Kiedy policjanci wyruszyli na poszukiwania, około godz.22 nadeszła informacja potwierdzająca powrót zaginionych do swoich domów. Okazało się, że kobieta straciła orientację, nie wiedziała gdzie jest. W lesie zauważyła zaparkowany samochód osobowy. Czekała, aż ktoś do niego wróci. Okazało się, że samochodem tym przyjechali na grzyby mieszkańcy Kutna. Kobieta zabrała się z nimi do Kutna. Tam nieznajomi kupili jej bilet do Łodzi i w ten sposób wróciła do domu.
Prawie w tym samym czasie do swojego domu wrócił starszy pan. Ten z kolei zatrzymał jadący leśną drogą samochód, który dowiózł go do pobliskiego Kowala. Stamtąd mężczyzna autobusem dojechał do Łodzi.
Wszystko zakończyło się pomyślnie, ale ....

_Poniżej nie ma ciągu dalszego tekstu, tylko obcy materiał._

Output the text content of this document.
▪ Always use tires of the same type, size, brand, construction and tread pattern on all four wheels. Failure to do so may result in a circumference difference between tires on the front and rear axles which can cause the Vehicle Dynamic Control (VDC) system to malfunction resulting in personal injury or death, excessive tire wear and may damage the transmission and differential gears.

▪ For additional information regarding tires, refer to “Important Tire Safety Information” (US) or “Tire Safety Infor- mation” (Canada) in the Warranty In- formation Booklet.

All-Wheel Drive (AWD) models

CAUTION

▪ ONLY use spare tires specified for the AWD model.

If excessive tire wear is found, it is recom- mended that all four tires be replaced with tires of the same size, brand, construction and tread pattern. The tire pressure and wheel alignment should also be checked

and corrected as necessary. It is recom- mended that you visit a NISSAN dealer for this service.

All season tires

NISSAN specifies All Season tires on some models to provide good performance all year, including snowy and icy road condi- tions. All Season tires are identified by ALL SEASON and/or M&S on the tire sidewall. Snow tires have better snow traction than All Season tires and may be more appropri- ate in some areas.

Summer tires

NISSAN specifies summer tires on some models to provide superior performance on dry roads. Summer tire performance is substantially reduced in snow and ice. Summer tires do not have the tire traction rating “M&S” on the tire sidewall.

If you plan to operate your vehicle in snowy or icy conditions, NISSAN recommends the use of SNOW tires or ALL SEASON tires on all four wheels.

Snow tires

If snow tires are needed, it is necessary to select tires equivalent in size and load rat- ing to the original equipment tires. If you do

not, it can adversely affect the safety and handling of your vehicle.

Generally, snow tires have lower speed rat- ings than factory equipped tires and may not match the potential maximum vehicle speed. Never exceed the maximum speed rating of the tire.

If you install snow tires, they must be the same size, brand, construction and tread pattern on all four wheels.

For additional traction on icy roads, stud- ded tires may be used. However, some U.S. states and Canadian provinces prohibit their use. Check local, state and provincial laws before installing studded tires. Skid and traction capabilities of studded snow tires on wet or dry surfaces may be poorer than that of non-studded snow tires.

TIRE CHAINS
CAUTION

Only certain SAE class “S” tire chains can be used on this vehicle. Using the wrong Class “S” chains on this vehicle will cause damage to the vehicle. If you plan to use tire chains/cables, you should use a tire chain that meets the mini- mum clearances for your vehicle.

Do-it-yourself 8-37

Kolejny raz policjanci zaangażowania zostali do poszukiwań. Również mundurowi z jednostek ościennych postawieni zostali na równe nogi. A przecież można było tego uniknąć!- osoby starsze, schorowane powinny być pod opieką. Dobrze byłoby, aby wyposażyć się w telefony komórkowe co z pewnością ułatwiłoby proces poszukiwań. Łatwiej jest określić miejsce gdzie się przebywa, sprawdzić czy coś złego się nie stało.W tym przypadku, gdyby o całym zajściu organizator powiadomił policję wcześniej, można byłoby uniknąć wielu godzin oczekiwania i niepewności o los zaginionych.
Wycieczki po lesie to przyjemność, ale pamiętajmy, że las ma swoje tajemnice !!!